One of the key pieces of this conversation activity is that the questions and options for answers are up on the slide. This is a completely learner-focused output activity, but students shouldn’t have to create with language if they’re not ready. Learners who are stuck can use any of the answer options on my slide, but I always have many that are ready to try something new and add their own answers. It’s a fantastic differentiated speaking activity. Check out my slides, make a copy, and make them your own.
5. Story Dice
A lot of blog posts come our way via email and social media, right?
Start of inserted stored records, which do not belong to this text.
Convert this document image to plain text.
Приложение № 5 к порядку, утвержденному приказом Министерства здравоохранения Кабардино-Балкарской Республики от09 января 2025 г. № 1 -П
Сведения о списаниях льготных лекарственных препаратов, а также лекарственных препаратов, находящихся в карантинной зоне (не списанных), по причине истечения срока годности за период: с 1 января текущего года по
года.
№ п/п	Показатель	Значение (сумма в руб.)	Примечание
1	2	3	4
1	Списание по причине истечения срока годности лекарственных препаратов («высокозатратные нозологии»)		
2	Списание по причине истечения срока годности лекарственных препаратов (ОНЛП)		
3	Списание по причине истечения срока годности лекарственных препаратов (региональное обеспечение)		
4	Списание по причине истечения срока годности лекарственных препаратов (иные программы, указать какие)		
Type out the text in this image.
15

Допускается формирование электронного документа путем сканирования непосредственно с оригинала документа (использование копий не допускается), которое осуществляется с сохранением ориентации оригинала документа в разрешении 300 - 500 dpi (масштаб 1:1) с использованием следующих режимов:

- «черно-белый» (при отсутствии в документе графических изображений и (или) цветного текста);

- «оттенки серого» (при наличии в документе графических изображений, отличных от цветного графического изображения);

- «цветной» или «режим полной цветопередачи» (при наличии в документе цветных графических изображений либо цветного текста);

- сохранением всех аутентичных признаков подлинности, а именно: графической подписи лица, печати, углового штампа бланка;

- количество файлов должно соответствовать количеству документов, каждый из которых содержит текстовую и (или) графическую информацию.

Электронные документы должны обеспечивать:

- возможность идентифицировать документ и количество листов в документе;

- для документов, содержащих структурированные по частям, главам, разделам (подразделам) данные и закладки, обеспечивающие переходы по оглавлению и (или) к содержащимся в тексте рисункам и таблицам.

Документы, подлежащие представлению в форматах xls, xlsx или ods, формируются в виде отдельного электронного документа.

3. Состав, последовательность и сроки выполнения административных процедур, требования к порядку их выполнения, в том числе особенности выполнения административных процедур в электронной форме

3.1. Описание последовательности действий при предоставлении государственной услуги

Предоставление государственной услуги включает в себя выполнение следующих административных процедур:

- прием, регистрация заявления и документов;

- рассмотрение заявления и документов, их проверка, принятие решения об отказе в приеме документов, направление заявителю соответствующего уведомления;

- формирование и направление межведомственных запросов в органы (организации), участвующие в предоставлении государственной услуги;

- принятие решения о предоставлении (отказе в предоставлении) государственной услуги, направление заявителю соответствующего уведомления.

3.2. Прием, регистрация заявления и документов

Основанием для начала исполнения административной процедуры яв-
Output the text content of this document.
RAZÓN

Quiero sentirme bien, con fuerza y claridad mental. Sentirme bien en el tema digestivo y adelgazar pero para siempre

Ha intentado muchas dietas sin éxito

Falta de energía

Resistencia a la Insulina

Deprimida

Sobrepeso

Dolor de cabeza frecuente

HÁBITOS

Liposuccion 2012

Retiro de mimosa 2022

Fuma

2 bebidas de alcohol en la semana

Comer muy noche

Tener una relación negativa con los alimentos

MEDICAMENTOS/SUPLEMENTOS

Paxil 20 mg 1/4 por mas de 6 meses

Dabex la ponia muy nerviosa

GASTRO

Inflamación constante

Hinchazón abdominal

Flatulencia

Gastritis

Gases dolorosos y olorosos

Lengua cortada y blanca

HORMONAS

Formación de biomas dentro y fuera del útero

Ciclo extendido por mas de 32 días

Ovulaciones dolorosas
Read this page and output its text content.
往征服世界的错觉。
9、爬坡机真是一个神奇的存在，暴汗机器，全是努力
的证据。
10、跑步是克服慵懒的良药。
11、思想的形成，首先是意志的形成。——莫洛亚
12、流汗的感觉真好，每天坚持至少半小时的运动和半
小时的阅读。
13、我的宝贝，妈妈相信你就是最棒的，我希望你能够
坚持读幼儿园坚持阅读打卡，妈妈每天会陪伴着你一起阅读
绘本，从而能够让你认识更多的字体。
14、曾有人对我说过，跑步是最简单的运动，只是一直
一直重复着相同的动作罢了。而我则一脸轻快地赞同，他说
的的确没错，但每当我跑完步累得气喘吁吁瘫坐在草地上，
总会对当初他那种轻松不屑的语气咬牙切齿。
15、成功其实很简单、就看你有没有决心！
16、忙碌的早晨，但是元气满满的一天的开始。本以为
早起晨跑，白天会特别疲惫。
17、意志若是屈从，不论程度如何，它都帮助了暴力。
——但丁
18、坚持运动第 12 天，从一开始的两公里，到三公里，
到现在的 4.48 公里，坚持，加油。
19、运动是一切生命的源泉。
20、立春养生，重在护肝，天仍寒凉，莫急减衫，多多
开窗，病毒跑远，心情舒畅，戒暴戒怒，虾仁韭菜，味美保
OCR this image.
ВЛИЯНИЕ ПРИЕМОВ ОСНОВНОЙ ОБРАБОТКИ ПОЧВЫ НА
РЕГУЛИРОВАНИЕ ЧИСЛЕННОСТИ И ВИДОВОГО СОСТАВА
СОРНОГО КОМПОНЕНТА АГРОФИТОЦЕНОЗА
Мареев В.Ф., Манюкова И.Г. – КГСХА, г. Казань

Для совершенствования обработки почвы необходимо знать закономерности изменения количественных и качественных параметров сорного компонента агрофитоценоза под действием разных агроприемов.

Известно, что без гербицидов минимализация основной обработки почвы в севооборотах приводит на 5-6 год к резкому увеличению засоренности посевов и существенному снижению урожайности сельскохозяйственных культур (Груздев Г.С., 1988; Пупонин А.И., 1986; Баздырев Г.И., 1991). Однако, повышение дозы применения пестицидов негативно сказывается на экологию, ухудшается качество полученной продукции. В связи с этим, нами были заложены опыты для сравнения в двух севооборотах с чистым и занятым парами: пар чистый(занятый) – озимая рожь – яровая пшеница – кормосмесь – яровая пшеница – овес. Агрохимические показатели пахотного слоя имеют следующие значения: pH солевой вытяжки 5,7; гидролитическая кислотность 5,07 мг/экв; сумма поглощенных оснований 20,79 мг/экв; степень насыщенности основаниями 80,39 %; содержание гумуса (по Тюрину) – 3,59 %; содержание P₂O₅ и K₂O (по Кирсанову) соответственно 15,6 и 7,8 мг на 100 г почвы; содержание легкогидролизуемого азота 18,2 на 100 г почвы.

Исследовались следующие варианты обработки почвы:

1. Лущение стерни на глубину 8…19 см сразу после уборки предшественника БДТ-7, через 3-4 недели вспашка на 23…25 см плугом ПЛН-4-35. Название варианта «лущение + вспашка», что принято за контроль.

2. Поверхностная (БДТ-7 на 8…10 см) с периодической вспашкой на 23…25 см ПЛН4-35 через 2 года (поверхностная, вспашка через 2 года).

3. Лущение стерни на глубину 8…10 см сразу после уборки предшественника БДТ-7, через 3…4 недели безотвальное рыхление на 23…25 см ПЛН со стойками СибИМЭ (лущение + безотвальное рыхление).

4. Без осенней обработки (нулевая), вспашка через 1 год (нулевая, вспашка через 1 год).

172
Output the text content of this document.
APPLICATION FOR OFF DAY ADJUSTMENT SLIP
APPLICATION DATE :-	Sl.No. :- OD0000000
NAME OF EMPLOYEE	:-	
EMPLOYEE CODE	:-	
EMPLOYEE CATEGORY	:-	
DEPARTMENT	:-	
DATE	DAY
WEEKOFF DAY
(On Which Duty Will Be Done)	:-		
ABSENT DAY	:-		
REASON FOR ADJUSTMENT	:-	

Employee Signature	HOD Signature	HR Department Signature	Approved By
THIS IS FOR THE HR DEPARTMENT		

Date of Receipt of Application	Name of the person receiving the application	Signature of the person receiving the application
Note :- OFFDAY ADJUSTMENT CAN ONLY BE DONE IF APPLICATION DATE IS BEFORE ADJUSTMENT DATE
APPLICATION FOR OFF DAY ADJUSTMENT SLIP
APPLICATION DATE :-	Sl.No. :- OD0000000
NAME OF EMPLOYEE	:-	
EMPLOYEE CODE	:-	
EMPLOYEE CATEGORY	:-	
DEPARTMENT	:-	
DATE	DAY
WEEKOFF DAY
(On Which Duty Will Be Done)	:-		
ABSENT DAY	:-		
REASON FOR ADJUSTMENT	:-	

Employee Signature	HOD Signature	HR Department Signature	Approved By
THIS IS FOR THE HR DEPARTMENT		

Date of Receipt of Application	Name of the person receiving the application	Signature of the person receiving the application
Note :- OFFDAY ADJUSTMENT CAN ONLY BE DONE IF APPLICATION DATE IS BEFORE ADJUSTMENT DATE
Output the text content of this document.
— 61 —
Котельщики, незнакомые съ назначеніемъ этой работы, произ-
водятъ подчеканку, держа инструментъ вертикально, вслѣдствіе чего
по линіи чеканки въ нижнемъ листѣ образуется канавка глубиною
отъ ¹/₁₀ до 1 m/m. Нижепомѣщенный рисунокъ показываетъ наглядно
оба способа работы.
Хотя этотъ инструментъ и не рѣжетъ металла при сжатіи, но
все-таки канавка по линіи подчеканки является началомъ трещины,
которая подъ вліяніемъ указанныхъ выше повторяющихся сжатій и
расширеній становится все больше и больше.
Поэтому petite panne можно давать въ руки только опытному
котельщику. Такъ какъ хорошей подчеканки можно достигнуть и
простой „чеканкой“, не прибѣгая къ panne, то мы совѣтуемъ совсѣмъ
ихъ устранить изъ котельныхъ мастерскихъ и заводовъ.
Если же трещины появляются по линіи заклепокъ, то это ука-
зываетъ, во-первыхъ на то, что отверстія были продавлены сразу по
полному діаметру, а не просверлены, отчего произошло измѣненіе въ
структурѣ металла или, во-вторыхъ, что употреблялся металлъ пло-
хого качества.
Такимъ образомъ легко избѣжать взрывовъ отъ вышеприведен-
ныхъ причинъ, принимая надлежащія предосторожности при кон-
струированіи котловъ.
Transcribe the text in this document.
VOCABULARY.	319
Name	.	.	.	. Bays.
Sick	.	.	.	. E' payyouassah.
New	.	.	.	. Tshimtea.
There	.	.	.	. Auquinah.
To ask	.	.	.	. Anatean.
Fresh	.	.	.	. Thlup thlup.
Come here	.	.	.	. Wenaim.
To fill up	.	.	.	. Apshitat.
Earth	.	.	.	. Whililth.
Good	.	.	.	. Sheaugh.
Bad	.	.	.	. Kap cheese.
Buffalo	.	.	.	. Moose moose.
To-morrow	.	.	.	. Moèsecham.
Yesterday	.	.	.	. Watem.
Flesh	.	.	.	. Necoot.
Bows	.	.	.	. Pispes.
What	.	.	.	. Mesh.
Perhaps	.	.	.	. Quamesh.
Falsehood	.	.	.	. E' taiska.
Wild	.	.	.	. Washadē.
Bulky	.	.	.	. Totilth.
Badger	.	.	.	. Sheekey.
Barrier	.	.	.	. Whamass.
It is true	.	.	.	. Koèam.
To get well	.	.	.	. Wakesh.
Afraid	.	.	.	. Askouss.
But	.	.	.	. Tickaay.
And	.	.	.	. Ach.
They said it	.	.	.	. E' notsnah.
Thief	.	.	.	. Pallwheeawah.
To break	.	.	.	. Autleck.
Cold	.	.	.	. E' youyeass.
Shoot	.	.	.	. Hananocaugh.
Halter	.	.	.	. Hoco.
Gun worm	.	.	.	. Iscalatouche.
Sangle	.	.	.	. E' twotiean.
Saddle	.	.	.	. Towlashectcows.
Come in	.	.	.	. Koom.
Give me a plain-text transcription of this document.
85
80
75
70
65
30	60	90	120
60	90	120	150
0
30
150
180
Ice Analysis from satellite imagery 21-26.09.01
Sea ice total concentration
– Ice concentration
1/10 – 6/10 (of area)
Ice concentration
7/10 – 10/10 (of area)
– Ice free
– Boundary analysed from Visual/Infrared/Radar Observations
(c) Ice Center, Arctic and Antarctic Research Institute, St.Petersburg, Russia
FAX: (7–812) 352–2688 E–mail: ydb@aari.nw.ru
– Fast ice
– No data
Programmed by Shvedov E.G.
Every so often, one offers me such a gem of an idea that I file it in my “resources” folder and bookmark it and then use it… over and over and over. That’s what happened with Elisabeth’s post about bracketing above, and that’s what happened when Elizabeth Dentlinger blogged about reading comprehension with dice. In the last three years I have used this one idea perhaps more than any other one that came my way in recent years. I purple puffy heart my Story Dice. You know I do if it can get this almost-40-year-old woman to use a phrase like “purple puffy heart.”
This requires some up front prep and keeping a kit around, but it’s so worth it. For my activities, I need a mini whiteboard with markers or dry erase crayons (they exist!) and finger puppets or stick puppets. If we’re not using a book chapter or some other story, I also need to include/write the story that is the basis for the activity, and then I need summary strips for the book chapter or story. For example, check out my strips for some of Peter va a Colombia or for all chapters of Tumba.
Feel free to use my dice, check out Elizabeth’s, or make a copy and make it your own.
6. Exit Ticket Hack
This is a simple one to turn to if you’ve filled the class period and haven’t done your exit ticket, but you still want to. I’ve always got a stack of sticky notes around, and I’ll ask kids to grab a sticky note and, for example,
- finish the sentence “I want a million dollars because…”.
- draw and label your favorite of today’s new animal words.
- ask someone near you how they are doing and write their answer on the note.
Here’s my exit ticket hack for you – which of these do you think will make the biggest difference in how you’re able to engage learners when plans go awry? Do you have another idea?
Hey, Sara E! Thanks for the mention 🙂
Thank YOU for the great idea!
I LOVE, LOVE, LOVE your DASHBOARD! Thanks for such a wonderful idea! Keep them coming please!
Sra. Galán
MS Spanish Teacher
Thanks – most of the credit goes to Val for this one!